Wayne Shorter achieved legendary status in the jazz world long before this 1987 concert. His work with Art Blakey’s mythical Jazz Messengers in the early 60s ended up with him becoming the group’s Musical Director. Later, he joined Miles Davis’ second great quintet and was, according to Herbie Hancock, the only musician who brought music to Miles that “didn’t get changed.” Indeed, it was in jazz fusion that he solidified his reputation, that exploratory, style-blending sound defined in part by Weather Report, the group he co-founded.

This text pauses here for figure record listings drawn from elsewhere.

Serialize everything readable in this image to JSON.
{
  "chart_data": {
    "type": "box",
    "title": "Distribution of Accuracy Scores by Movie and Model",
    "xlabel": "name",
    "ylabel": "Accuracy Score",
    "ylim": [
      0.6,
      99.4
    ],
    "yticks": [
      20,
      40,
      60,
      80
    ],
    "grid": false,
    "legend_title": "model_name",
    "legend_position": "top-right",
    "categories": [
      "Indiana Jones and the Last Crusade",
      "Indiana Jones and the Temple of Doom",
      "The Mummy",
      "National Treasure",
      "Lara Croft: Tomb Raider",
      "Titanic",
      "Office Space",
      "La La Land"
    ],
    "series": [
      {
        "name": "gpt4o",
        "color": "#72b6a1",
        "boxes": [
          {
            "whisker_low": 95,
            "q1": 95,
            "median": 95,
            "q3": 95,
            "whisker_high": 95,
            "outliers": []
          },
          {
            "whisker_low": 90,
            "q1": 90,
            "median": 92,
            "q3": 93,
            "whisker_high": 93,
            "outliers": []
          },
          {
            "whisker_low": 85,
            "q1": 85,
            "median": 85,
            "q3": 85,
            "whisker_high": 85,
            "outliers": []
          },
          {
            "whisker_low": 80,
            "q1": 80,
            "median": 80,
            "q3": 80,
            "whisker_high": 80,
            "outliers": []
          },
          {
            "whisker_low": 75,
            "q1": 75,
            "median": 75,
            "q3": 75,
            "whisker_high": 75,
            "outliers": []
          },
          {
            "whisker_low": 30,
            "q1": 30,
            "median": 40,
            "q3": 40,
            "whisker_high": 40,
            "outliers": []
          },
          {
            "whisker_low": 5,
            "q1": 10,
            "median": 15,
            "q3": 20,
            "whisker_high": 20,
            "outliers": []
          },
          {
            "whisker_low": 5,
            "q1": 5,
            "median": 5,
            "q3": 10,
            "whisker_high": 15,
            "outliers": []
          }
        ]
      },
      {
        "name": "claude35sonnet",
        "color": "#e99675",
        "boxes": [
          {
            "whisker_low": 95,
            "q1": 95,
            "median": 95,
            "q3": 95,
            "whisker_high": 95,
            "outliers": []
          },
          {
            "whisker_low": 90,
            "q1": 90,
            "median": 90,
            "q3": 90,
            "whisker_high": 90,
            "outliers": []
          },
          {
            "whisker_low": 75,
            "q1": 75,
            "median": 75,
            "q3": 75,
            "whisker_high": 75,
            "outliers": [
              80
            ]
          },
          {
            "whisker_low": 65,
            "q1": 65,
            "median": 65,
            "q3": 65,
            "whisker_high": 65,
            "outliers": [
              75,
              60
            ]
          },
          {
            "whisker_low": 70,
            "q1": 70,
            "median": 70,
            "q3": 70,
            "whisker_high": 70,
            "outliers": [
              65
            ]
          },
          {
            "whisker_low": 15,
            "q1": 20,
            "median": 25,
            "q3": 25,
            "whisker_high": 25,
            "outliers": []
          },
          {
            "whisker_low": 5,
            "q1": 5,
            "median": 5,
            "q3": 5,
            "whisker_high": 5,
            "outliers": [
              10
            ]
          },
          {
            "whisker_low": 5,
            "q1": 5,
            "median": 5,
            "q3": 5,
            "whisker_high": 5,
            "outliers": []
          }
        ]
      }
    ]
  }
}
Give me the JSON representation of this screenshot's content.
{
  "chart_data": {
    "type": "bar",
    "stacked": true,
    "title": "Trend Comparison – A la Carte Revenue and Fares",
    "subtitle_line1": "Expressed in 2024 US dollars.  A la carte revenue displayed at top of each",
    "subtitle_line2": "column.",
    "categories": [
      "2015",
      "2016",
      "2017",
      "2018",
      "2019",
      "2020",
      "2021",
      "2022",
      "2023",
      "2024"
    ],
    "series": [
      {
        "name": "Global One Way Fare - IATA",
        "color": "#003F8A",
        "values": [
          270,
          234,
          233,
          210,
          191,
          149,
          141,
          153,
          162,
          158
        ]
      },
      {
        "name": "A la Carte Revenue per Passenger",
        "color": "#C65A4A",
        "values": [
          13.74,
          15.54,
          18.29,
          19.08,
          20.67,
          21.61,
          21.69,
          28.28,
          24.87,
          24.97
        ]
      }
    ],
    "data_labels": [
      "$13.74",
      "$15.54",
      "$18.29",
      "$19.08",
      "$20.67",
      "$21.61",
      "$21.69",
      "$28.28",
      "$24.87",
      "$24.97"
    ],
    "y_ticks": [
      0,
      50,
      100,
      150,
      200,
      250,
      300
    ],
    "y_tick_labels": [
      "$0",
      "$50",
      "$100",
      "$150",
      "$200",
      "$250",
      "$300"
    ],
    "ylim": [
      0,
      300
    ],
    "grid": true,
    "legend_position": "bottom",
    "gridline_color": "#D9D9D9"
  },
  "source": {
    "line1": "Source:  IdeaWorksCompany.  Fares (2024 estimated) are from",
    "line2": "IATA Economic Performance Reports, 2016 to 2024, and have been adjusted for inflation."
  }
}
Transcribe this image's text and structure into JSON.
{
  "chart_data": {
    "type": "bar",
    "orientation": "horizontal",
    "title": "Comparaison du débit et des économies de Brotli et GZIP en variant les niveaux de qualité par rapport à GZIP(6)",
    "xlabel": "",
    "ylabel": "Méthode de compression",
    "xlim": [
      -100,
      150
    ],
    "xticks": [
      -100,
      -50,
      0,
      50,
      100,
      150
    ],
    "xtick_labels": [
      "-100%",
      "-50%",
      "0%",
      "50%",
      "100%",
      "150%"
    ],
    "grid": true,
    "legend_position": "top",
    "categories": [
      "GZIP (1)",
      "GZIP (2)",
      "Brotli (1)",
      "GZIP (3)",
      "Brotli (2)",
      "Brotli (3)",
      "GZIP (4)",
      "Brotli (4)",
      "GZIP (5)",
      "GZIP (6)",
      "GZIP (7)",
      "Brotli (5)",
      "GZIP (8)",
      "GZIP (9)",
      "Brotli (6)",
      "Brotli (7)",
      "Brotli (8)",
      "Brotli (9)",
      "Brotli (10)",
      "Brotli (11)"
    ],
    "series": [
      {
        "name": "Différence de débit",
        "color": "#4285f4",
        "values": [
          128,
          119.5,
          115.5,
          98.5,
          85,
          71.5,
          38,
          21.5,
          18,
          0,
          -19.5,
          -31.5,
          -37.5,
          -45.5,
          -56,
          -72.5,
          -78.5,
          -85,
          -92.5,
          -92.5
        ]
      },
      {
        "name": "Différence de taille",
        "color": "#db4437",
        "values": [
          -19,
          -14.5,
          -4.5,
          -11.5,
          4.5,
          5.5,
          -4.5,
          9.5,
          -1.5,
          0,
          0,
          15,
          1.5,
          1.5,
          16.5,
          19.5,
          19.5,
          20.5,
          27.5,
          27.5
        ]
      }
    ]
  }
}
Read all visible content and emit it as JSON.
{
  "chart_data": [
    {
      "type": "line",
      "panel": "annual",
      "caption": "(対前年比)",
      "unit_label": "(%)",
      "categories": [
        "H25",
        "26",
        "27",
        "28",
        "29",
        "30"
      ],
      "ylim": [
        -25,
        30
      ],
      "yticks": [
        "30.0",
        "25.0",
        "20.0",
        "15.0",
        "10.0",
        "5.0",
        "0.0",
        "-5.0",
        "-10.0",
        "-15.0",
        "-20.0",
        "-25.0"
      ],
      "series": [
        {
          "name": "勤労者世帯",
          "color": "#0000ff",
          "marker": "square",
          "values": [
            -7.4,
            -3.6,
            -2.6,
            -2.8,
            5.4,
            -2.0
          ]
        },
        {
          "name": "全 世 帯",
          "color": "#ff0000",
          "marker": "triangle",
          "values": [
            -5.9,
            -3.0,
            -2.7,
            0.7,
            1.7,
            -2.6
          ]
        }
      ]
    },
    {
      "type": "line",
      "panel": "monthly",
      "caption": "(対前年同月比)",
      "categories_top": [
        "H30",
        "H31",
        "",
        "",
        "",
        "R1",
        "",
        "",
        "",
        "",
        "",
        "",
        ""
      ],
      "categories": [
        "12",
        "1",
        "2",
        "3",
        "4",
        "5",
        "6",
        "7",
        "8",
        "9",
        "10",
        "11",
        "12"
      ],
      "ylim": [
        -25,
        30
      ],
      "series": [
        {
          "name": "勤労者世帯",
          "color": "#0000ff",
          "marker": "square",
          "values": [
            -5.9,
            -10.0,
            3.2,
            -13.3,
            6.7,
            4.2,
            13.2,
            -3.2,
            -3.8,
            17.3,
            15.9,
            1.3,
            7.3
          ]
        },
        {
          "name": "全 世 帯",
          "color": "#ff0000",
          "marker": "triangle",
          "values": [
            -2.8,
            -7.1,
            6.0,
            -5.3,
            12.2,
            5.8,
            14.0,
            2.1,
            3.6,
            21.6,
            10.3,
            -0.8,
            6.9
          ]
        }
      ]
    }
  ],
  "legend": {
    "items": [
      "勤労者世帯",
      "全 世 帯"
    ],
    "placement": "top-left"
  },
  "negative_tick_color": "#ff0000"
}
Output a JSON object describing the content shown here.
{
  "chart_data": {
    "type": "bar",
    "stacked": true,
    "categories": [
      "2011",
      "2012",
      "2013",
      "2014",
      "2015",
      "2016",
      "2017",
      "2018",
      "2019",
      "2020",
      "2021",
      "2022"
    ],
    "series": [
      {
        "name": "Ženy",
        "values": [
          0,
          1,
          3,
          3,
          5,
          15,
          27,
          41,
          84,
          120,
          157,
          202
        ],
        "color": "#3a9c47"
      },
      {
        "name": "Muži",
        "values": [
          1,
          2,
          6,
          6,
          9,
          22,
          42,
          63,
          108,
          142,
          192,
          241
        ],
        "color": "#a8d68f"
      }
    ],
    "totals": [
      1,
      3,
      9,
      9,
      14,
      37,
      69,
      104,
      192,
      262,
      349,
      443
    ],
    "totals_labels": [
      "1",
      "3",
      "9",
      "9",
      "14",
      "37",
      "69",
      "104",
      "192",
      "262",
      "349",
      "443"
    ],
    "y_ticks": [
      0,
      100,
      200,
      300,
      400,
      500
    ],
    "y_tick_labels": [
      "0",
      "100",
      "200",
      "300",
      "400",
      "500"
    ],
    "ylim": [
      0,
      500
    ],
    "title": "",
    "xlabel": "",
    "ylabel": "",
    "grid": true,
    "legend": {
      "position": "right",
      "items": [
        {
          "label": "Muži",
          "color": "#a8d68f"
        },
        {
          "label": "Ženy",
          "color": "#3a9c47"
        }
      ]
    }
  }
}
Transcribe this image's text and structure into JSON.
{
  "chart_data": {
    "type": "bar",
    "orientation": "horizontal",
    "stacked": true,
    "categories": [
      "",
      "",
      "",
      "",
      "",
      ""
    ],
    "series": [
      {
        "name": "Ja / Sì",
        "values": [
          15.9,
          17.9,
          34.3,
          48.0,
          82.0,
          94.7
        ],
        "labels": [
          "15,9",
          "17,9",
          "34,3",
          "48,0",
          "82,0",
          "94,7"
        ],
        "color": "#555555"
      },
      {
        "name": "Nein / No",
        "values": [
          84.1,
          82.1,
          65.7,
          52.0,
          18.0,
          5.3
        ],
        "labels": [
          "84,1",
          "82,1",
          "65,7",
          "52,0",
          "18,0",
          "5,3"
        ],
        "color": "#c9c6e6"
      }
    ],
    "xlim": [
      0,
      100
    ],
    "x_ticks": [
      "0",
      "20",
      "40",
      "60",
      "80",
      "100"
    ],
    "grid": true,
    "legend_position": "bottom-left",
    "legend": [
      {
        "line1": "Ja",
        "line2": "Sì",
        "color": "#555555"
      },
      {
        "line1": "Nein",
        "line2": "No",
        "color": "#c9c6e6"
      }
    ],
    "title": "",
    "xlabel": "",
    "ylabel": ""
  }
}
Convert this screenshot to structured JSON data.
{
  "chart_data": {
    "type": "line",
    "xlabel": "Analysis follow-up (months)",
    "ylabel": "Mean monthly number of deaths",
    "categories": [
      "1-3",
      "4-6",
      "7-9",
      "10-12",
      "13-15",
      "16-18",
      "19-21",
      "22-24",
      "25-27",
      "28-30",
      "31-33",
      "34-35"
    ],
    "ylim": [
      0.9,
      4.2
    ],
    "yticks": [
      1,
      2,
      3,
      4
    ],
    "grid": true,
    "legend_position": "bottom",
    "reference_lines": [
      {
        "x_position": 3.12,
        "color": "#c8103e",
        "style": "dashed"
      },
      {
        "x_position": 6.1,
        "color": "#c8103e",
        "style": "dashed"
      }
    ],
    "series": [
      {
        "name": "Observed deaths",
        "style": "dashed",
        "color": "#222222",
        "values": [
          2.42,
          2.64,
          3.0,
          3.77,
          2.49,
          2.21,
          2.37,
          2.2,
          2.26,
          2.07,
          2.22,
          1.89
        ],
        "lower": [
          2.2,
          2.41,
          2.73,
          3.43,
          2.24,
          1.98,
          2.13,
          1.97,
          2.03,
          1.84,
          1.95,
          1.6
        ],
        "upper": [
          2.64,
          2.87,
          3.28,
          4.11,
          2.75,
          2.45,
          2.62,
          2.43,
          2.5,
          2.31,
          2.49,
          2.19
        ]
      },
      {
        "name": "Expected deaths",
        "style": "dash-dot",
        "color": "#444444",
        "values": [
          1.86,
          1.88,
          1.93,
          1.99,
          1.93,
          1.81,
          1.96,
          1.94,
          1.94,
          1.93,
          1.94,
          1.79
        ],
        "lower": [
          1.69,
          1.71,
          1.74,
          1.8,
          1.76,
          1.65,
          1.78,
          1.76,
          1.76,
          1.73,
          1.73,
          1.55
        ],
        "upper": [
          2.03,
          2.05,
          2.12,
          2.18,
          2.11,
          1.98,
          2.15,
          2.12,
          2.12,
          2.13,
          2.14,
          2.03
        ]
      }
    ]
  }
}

This concert at the 1987 Estival Jazz event came just after the final Weather Report album and it is a chance to hear a set made solely from Shorter’s own compositions, who was called jazz’s greatest living composer by The New York Times in 2008. The rhythm section is a real standout: Carl James on bass, the future great Terri Lyne Carrington on drums and Marylin Mazur on percussion, who conjures all manner of soundscapes, from sounding like an old industrial factory to an 80s-style spaceship, something echoed by the futuristic synths Jim Beard plays on keys.
It is within this extra terrestrial environment that Shorter expresses himself, probing the mysteries of the space created in an overarching exploration that is constantly fascinating to listen to. He plays tracks from 1985’s Atlantis, 1986’s Phantom Navigation, as well as single pieces from 1967's Adam’s Apple and 2013's Without A Net.